The fact is that good guys with guns very rarely stop bad guys with guns.  In fact, according to FBI data, for every “justifiable homicide” (which could arguably be called a good-guys-with-guns scenario) in 2012, there were thirty-four criminal gun homicides, seventy-eight gun suicides, and two accidental gun deaths.  Let me restate that, folks, so the message is not lost: statistically, you are twice as likely to accidentally shoot yourself to death as you are to use your gun to kill a criminal.  Less than one percent of gun-related deaths are caused by a good guy with a gun stopping the commission of a crime.  Sorry, gun advocates, but that argument simply doesn’t hit its target.

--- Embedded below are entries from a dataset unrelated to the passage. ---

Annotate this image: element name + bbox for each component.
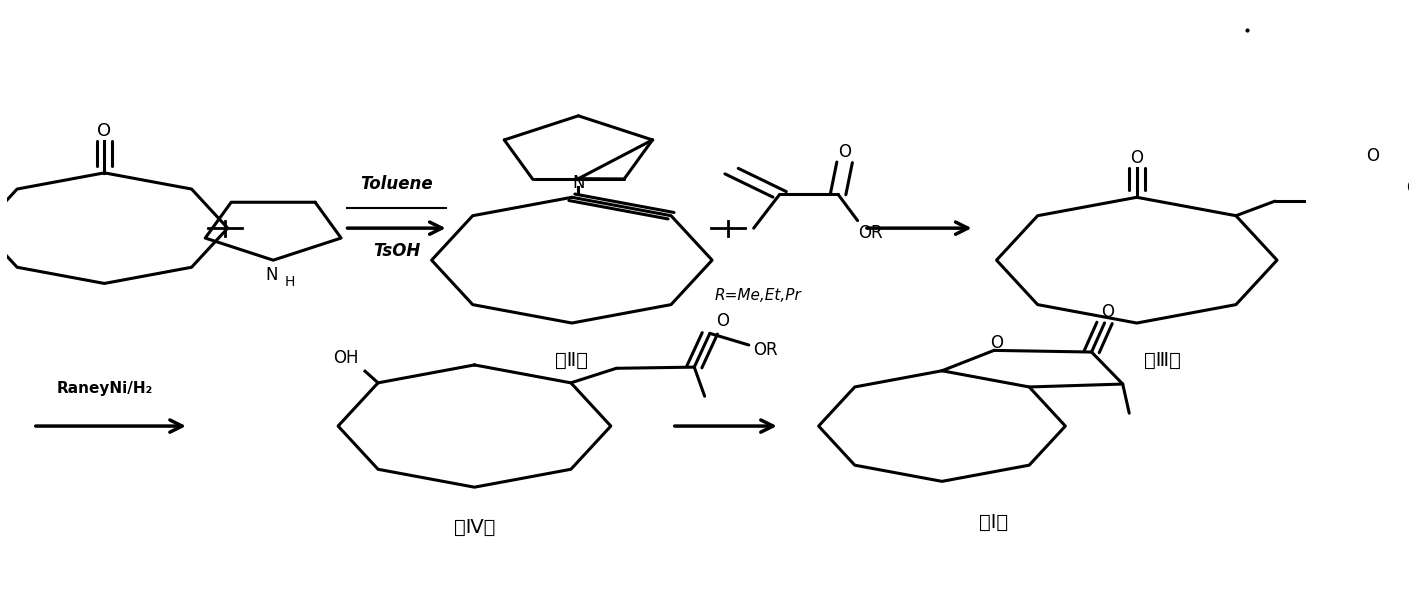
Text: O: O bbox=[838, 143, 851, 161]
Text: O: O bbox=[1365, 147, 1379, 165]
Text: Toluene: Toluene bbox=[361, 175, 433, 194]
Text: （Ⅲ）: （Ⅲ） bbox=[1144, 352, 1181, 370]
Text: （Ⅳ）: （Ⅳ） bbox=[454, 519, 495, 538]
Text: O: O bbox=[97, 122, 111, 140]
Text: RaneyNi/H₂: RaneyNi/H₂ bbox=[56, 381, 152, 396]
Text: O: O bbox=[1406, 179, 1409, 197]
Text: （Ⅰ）: （Ⅰ） bbox=[979, 513, 1009, 532]
Text: （Ⅱ）: （Ⅱ） bbox=[555, 352, 589, 370]
Text: O: O bbox=[716, 312, 730, 330]
Text: N: N bbox=[572, 174, 585, 192]
Text: H: H bbox=[285, 275, 296, 289]
Text: TsOH: TsOH bbox=[373, 243, 420, 260]
Text: R=Me,Et,Pr: R=Me,Et,Pr bbox=[714, 288, 800, 303]
Text: OH: OH bbox=[333, 349, 358, 367]
Text: O: O bbox=[1100, 303, 1113, 321]
Text: O: O bbox=[1130, 149, 1143, 167]
Text: OR: OR bbox=[754, 341, 778, 359]
Text: N: N bbox=[266, 266, 278, 284]
Text: O: O bbox=[991, 334, 1003, 352]
Text: OR: OR bbox=[858, 224, 883, 243]
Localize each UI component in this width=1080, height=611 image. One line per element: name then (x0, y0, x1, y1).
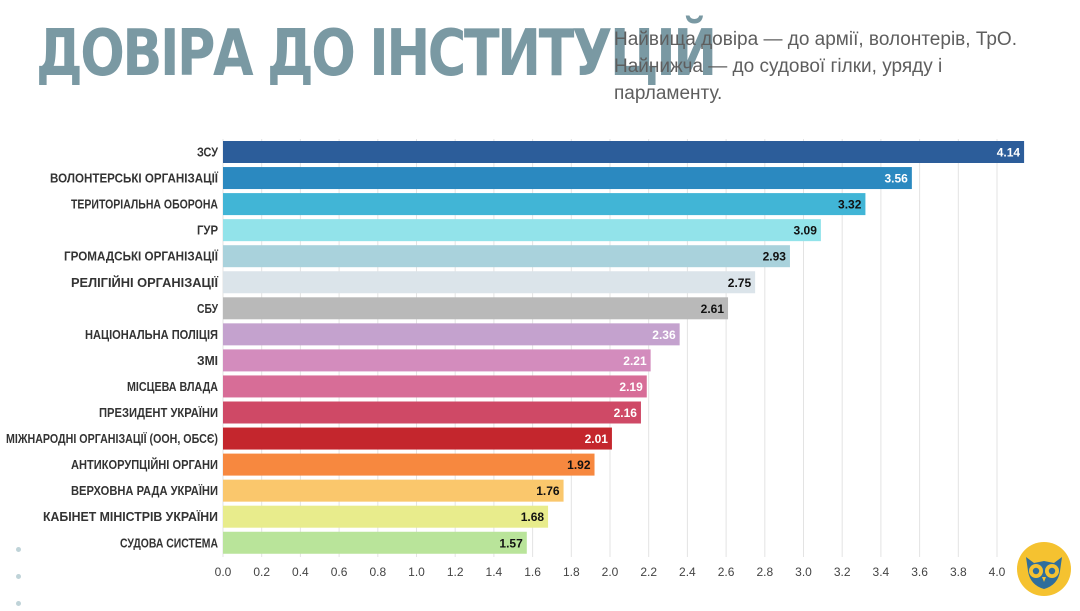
value-label: 1.68 (521, 510, 545, 524)
dot-icon (16, 601, 21, 606)
x-tick-label: 0.8 (369, 565, 386, 579)
category-label: НАЦІОНАЛЬНА ПОЛІЦІЯ (85, 327, 218, 342)
value-label: 2.36 (652, 328, 676, 342)
x-tick-label: 0.2 (253, 565, 270, 579)
dot-icon (16, 574, 21, 579)
bar (223, 245, 790, 268)
bar (223, 375, 647, 398)
x-tick-label: 2.4 (679, 565, 696, 579)
category-label: ВЕРХОВНА РАДА УКРАЇНИ (71, 483, 218, 498)
category-label: МІСЦЕВА ВЛАДА (127, 379, 218, 394)
value-label: 4.14 (997, 146, 1021, 160)
chart-value-labels: 4.14 3.56 3.32 3.09 2.93 2.752.61 2.36 2.21 2.19… (499, 146, 1020, 551)
bar (223, 505, 549, 528)
category-label: СБУ (197, 301, 219, 316)
x-tick-label: 1.4 (486, 565, 503, 579)
value-label: 3.09 (794, 224, 818, 238)
category-label: ГРОМАДСЬКІ ОРГАНІЗАЦІЇ (64, 249, 218, 264)
dot-icon (16, 547, 21, 552)
category-label: ПРЕЗИДЕНТ УКРАЇНИ (99, 405, 218, 420)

Furthermore, if good guys with guns deterred bad guys with guns, then certainly the amount of gun violence would have risen in recent years.  After all, the General Social Survey report entitled Trends in Gun Ownership in the United States, 1972-2014 (PDF) shows that the number of Americans who own guns, or who live in a household with somebody who owns guns, has declined over the past 25 years.  Fewer gun owners = more crime, right?  Well, no.  Gun homicide rates have actually decreased by 49 percent since a peak in 1993, according to the Pew Research Center.

Let’s pull this all together.  The number of people who own guns has been decreasing over the last few decades, as has the rate of gun violence.  I’m not trying to say that A causes B; after all, I understand that correlation is not the same as causation.  But…and this is important, so pay attention, gun advocates…these data do not show that gun violence decreases when there are more gun owners, nor that it increases when there are fewer.  The implication made by the top part of this meme simply is not true.  No matter how often gun advocates parrot the words of Wayne LaPierre, NRA executive vice president, there is no evidence to suggest that good guys with guns stop bad guys with guns.

If you’re a gun advocate and you’re not already frothing mad at me, frantically scrolling down to find the Comment link, perhaps I can push you over the edge with my dissection of the second part of this meme.

If good guys don’t have guns (or if they have to work harder to get them, and are held accountable for what happens to them) then bad guys will have fewer guns.  Allow me to explain how.

A study (PDF) published by the Bureau of Justice Statistics, US Department of Justice, in 2001, interviewed criminals who were serving time for gun-related crimes.  When asked where they obtained the firearm they carried while committing the crime that landed them in prison, about 40% divulged that they obtained their guns from their social network; i.e. from friends and family.  Another 40% claimed to have obtained a weapon from street or illegal sources.  The “illegal sources” category was not further subdivided, but one presumes that this percentage includes stolen guns.  Not surprisingly, very few criminals obtained their guns through usual legal channels: retail stores, pawn shops, etc.

Aha, the gun advocate might now be saying, that proves that criminals don’t get their guns from legal sources!  Harsh restrictions on law-abiding citizens will do nothing to stop criminals from obtaining weapons.  Well, not so fast.  ATF agent Jay Wachtel, speaking to PBS Frontline, says that stolen guns account for only 10 to 15% of the guns used in crimes.  In other words, 85 to 90% of the guns used in crimes were given to the criminal willingly, often by people who had acquired the guns through legal means.  In some cases a person agrees to purchase a gun for another person who would otherwise be unable to buy one.  In other cases a corrupt gun dealer makes an under-the-table sale to a buyer who wishes to remain anonymous.  In all of those cases, tougher restrictions on the legal sale and trading of guns – and harsher punishments for people who break the rules – would reduce the number of guns that eventually find their way into the hands of criminals.

So, there isn’t any conceivable way in which this meme is correct.  There’s no good evidence to suggest that a more heavily-armed American public will deter gun crime, nor can it be argued that disarming honest people will result in more criminals committing crimes with guns.  And for heaven’s sake, you’re not stupid if you disagree with the point this meme is trying to make.